We live in a post-modern age now. Feelings are paramount, facts must bow before them. But the curious fact is that the post-modern age is just the pre-modern age. When I first read the Christian author Alister McGrath I literally scoffed at his contention that atheism would fail before the ascendancy of post-modernism. Ten years on I will admit that I now believe he was right and I was wrong. Though I don’t think the New Atheism failed miserably, I do think that the problems it is encountering from the cultural Left are due to its cold modernist baggage.
No truth, no liberalism. No liberalism, and democracy become the mob. The passions of the mob do eventually fail, and its wake a more oligarchic and hierarchical system will emerge. We may simply be seeing the end of the liberal individualist interregnum, as history reverts to its despotic collectivist norm.
Art, the applied sciences of engineering, and many human endeavors will continue to develop in the new order. Illiberal societies, all societies until recently, can be cultured and civilized. My own preference is for the dignity of the individual and legal egalitarianism of the liberal world in which I grew up (but in which I was not born), but humans have flourished and continue to flourish in illiberal environments.
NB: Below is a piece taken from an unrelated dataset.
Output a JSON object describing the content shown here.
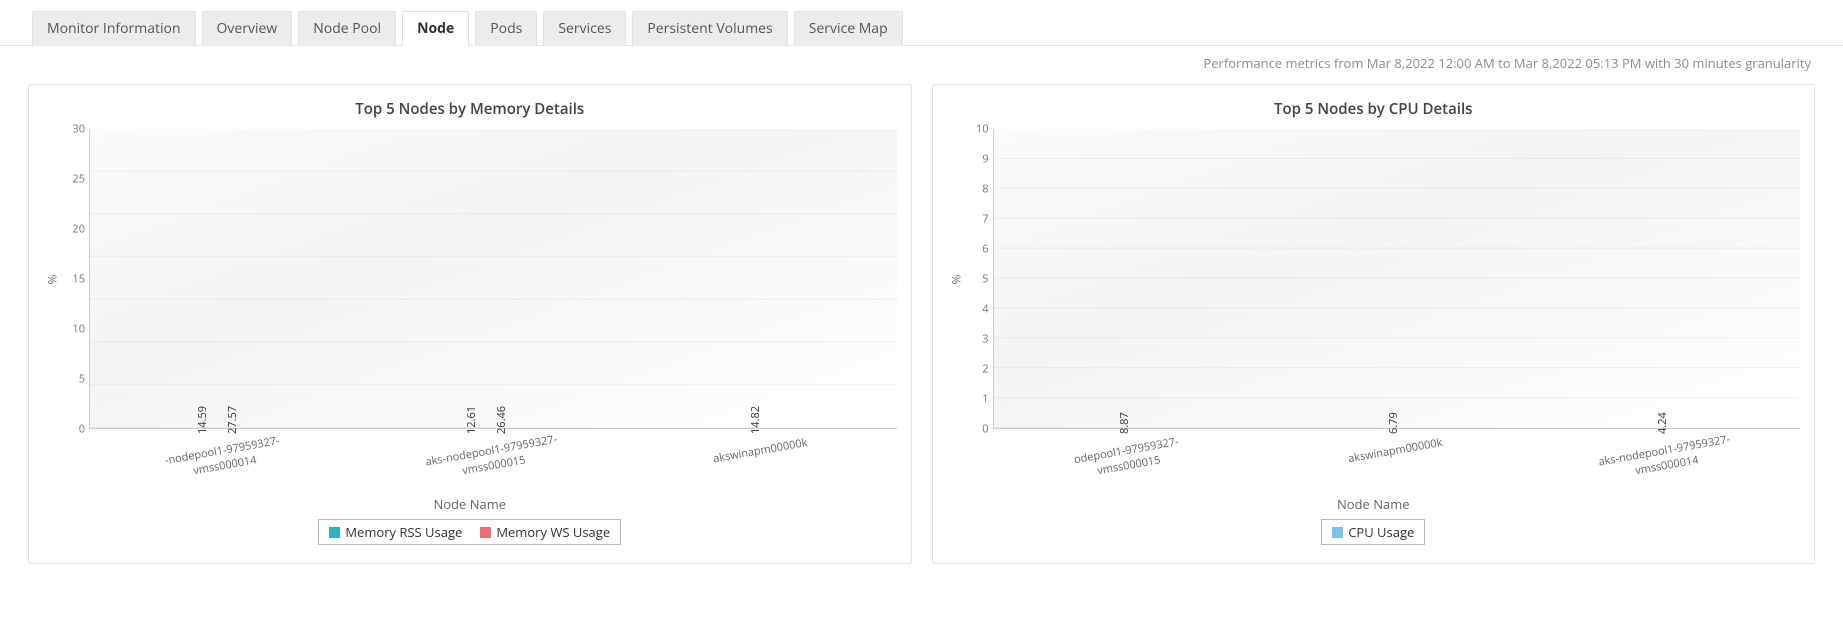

One way to think about the past century or so is that more or less the waters of human nature receded, and a great undersea world was exposed. But now human nature is rising, and that world is submerging before our eyes. But islands of the old world we grew up in will persist. We need to find each other out and cherish the values of critical inquiry as we have for thousands of years. An archipelago of learning for learning’s sake can sill maintain itself in a world where our values no longer hold the leash. But like the mammals during the Mesozoic, we will have to go back into the night and the shadows. There will hopefully be oligarchic patrons who sympathize with us, and despots like Frederick the Great who give us some latitude to work. Our values will fade and diminish, but they will not disappear.* One day they may come to the fore again!
Finally, understanding that most people don’t need to be right or utter the truth, but simply need to win, has made me much more cheerful and less sour observing everyday stupidities. It is no great insight to observe that I’ve never been one who has had much esteem for the admiration of my peers. I like to do my own thing. But tribal acclamation must be the best of all things for most humans, and now I understand why they fight unfairly and stupidly with such ease and naturalness: their aim not to be right in the eyes of nature, but to rise in the esteem their fellow human. That is the summum bonum.
Note: I’ll be very happy to be proven wrong in 15 years. But as it is I think by then we’ll be dealing with the final breakdown of the institutions of the republic in the wake of a Left-wing attempt to forestall the economic immiseration of the middle-class that failed.
* The main reason I hated religion as a child is the mindless boredom of attendance at services. I quickly realized I didn’t believe any of that tripe and never had. But the liberty that I have to dissent from public values may not be a liberty we always have. Private dissent may come back and become the norm as it has been for much of human history.